85th European Study Group with Industry

16th–20th April 2012, University of East Anglia, Norwich

Inertial Navigation for Divers

A problem brought to the 85th European Study Group with Industry by VR Technology.

Problem Description

A SCUBA diver would like to know his/her position underwater, relative to the dive start position. This requires a gyro system optimised for underwater use, utilising low cost hardware sensor inputs. GPS is not an option as the signals do not travel underwater. Transponder/pinger systems have already been developed, but require too much expense and configuration for the boat operator and the diver.

A simple standalone affordable dead-reckoning system is needed, but is inherently tricky to determine the diver's movements. The system needs to be very cheap, so that price is not a barrier to its deployment.

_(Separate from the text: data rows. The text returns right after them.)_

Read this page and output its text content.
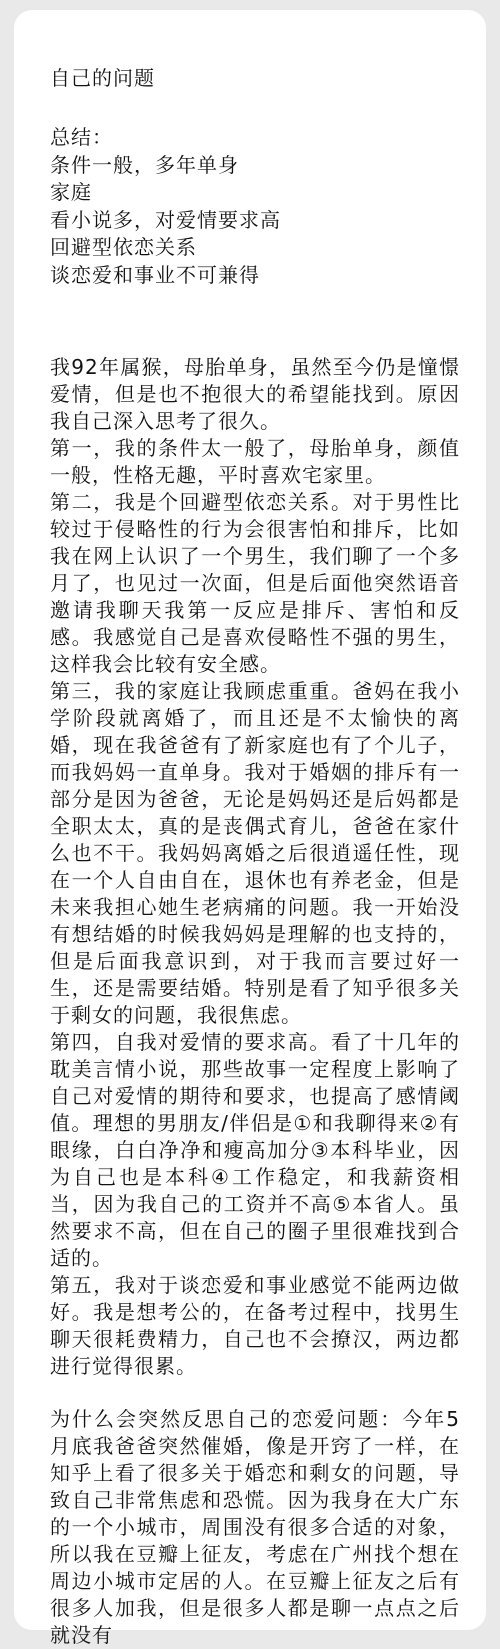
自己的问题
总结：
条件一般，多年单身
家庭
看小说多，对爱情要求高
回避型依恋关系
谈恋爱和事业不可兼得

我92年属猴，母胎单身，虽然至今仍是憧憬爱情，但是也不抱很大的希望能找到。原因我自己深入思考了很久。

第一，我的条件太一般了，母胎单身，颜值一般，性格无趣，平时喜欢宅家里。

第二，我是个回避型依恋关系。对于男性比较过于侵略性的行为会很害怕和排斥，比如我在网上认识了一个男生，我们聊了一个多月了，也见过一次面，但是后面他突然语音邀请我聊天我第一反应是排斥、害怕和反感。我感觉自己是喜欢侵略性不强的男生，这样我会比较有安全感。

第三，我的家庭让我顾虑重重。爸妈在我小学阶段就离婚了，而且还是不太愉快的离婚，现在我爸爸有了新家庭也有了个儿子，而我妈妈一直单身。我对于婚姻的排斥有一部分是因为爸爸，无论是妈妈还是后妈都是全职太太，真的是丧偶式育儿，爸爸在家什么也不干。我妈妈离婚之后很逍遥任性，现在一个人自由自在，退休也有养老金，但是未来我担心她生老病痛的问题。我一开始没有想结婚的时候我妈妈是理解的也支持的，但是后面我意识到，对于我而言要过好一生，还是需要结婚。特别是看了知乎很多关于剩女的问题，我很焦虑。

第四，自我对爱情的要求高。看了十几年的耽美言情小说，那些故事一定程度上影响了自己对爱情的期待和要求，也提高了感情阈值。理想的男朋友/伴侣是①和我聊得来②有眼缘，白白净净和瘦高加分③本科毕业，因为自己也是本科④工作稳定，和我薪资相当，因为我自己的工资并不高⑤本省人。虽然要求不高，但在自己的圈子里很难找到合适的。

第五，我对于谈恋爱和事业感觉不能两边做好。我是想考公的，在备考过程中，找男生聊天很耗费精力，自己也不会撩汉，两边都进行觉得很累。

为什么会突然反思自己的恋爱问题：今年5月底我爸爸突然催婚，像是开窍了一样，在知乎上看了很多关于婚恋和剩女的问题，导致自己非常焦虑和恐慌。因为我身在大广东的一个小城市，周围没有很多合适的对象，所以我在豆瓣上征友，考虑在广州找个想在周边小城市定居的人。在豆瓣上征友之后有很多人加我，但是很多人都是聊一点点之后就没有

The system needs to be small.

The problem: What 3D accuracy can be obtained with currently affordable hardware?

Study Group Report

The Study Group investigated the possibility of such a system making use of cheaply available accelerometer, gyroscope and magnetic field sensors, similar to those included in many modern smart phones. The Study Group captured data using an Android device strapped to a skateboard to simulate the type of movements a diver might make underwater. Different modes of movement were evident from filtered versions of the sensor outputs, so indicating that a pedometry based solution ought to be feasible.

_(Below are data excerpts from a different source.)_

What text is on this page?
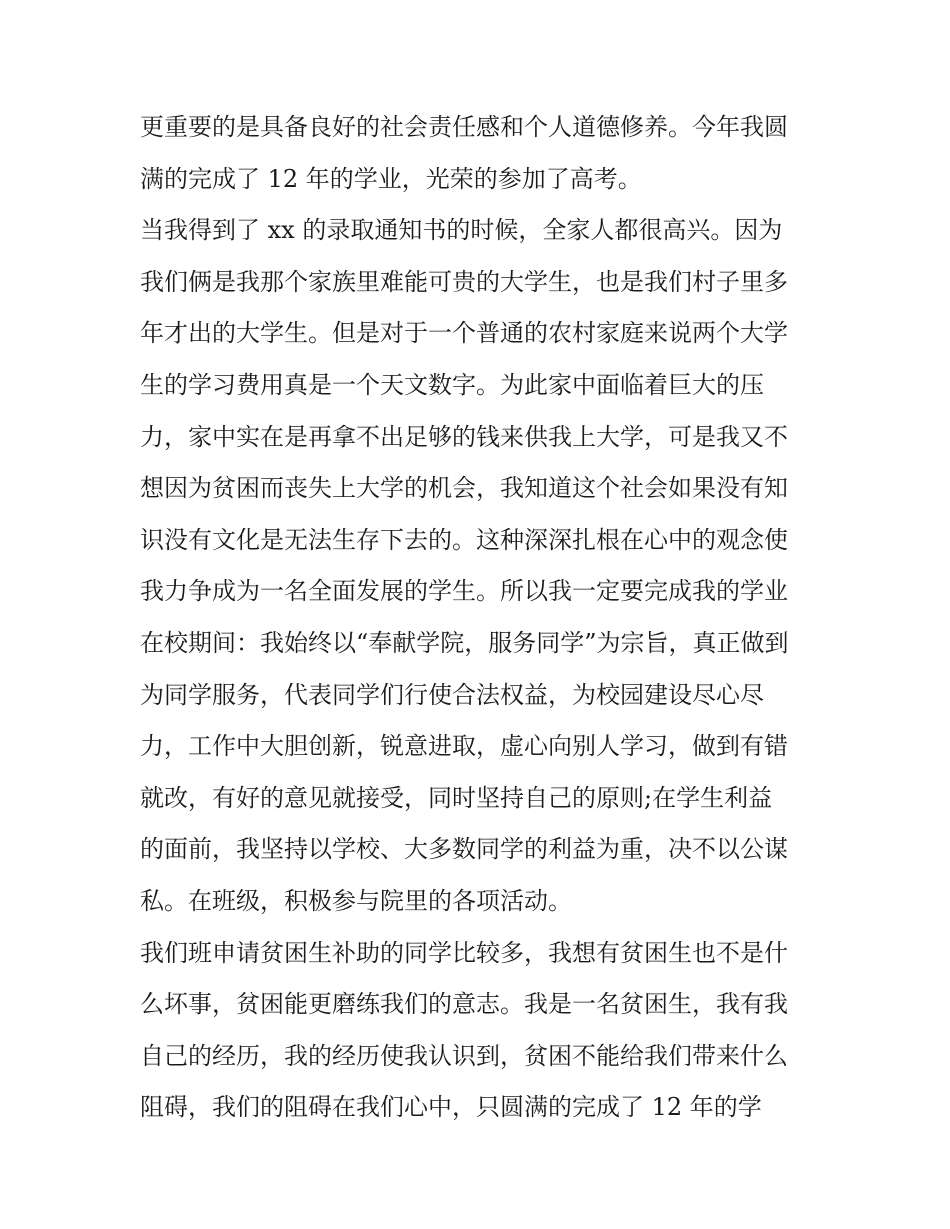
更重要的是具备良好的社会责任感和个人道德修养。今年我圆
满的完成了 12 年的学业，光荣的参加了高考。
当我得到了 xx 的录取通知书的时候，全家人都很高兴。因为
我们俩是我那个家族里难能可贵的大学生，也是我们村子里多
年才出的大学生。但是对于一个普通的农村家庭来说两个大学
生的学习费用真是一个天文数字。为此家中面临着巨大的压
力，家中实在是再拿不出足够的钱来供我上大学，可是我又不
想因为贫困而丧失上大学的机会，我知道这个社会如果没有知
识没有文化是无法生存下去的。这种深深扎根在心中的观念使
我力争成为一名全面发展的学生。所以我一定要完成我的学业
在校期间：我始终以“奉献学院，服务同学”为宗旨，真正做到
为同学服务，代表同学们行使合法权益，为校园建设尽心尽
力，工作中大胆创新，锐意进取，虚心向别人学习，做到有错
就改，有好的意见就接受，同时坚持自己的原则;在学生利益
的面前，我坚持以学校、大多数同学的利益为重，决不以公谋
私。在班级，积极参与院里的各项活动。
我们班申请贫困生补助的同学比较多，我想有贫困生也不是什
么坏事，贫困能更磨练我们的意志。我是一名贫困生，我有我
自己的经历，我的经历使我认识到，贫困不能给我们带来什么
阻碍，我们的阻碍在我们心中，只圆满的完成了 12 年的学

The Study Group then formulated and investigated the feasibility of a generic dead-reckoning system. Although sensors provide more data than is strictly necessary, significant errors arise from imperfect calibration and from noise for which the Study Group derived estimates of the resulting drift in position over time. The accuracy of practical numerical integration schemes in the context of rotating frames was investigated, and a Kalman filter was used to reduce error in the orientation data by combining accelerometer and gyroscopic data.